Я с почтением думал тогда о техническом журнале «Прометей», который приносили нам домой каждую неделю и который отец регулярно читал; его интересовало все, хотя он был только юристом. Он не хотел отставать от своего времени, он стремился понять, что происходит...
А если выдавался холодный, дождливый день и мы, слоняясь по тесным комнатам, путались у мамы под ногами и надоедали ей бесконечными просьбами, отец доставал из своего сундучка какую-нибудь книгу, перебирался с нами на чердак или в амбар и там часами читал вслух до полной хрипоты. Каких только книг он не прочитал нам за каникулы! «Айвенго» Вальтера Скотта и всего Макса Эйта [35] , о пирамидах, о паровых плугах и о бедном портняжке Берблингере [36] из Ульма, которому так хотелось научиться летать. Но самое сильное впечатление произвела на меня книга Густава Фрейтага «Приход и расход». Отец читал ее художественно, в лицах: Фейтель Итциг страшно визжал и брызгал слюной, старый барон Ротзаттель слегка брюзжал и огрызался, как мой дядя, подполковник фон Розен, когда сердился; ростовщик Эренталь говорил тихо и вкрадчиво, и только бодрый голос самого геройского героя, Антона Вольфарта, чем-то напоминал собственный голос отца.

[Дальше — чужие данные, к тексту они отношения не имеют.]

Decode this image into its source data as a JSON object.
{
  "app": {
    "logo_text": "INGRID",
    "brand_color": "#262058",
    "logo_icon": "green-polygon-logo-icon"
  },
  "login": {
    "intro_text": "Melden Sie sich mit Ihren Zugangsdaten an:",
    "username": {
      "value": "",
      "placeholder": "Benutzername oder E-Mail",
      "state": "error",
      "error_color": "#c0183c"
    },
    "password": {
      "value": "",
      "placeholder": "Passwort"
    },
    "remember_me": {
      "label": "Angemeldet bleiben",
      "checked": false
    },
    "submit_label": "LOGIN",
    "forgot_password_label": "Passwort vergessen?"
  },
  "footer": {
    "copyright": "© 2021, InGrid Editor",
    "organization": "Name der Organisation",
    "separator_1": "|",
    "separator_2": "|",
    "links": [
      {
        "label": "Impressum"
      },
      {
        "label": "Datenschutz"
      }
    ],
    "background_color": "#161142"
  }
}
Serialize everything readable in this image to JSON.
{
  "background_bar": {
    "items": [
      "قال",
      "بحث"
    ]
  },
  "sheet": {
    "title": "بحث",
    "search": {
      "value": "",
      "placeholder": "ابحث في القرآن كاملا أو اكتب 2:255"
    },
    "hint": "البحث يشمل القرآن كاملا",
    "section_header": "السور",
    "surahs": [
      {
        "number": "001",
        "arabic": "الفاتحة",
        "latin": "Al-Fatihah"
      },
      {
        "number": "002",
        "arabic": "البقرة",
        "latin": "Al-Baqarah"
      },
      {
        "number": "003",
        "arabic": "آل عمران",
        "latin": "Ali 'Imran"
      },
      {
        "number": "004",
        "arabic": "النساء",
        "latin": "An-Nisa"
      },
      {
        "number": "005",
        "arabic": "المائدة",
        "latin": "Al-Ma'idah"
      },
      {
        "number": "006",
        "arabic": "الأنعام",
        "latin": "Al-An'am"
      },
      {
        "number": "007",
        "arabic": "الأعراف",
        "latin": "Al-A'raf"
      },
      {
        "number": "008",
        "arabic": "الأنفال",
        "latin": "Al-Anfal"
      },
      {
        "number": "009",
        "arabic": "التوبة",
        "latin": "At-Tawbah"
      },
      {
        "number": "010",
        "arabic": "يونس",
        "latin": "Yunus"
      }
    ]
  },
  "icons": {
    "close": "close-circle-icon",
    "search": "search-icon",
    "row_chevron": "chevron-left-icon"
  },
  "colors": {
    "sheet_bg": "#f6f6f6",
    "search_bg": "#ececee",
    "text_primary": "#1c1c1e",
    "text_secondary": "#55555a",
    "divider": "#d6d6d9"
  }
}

Время от времени отец прерывал чтение, и мы слушали наши первые лекции о залоговом и вексельном праве, узнавали, чем отличается закладная от облигации. Я гордился тем, что мог досконально разобраться в темных делишках старого Ротзаттеля, и на всю жизнь усвоил основы коммерческих знаний, которые отец преподал мне мимоходом. Больше всего, однако, я восхищался в душе господином фон Финком, хотя порой меня раздражал его заносчивый, дерзкий тон. Я хотел бы стать таким, как господин фон Финк: непревзойденный спортсмен, к тому же богат, великолепно владеет собой, и какое при сем благородство!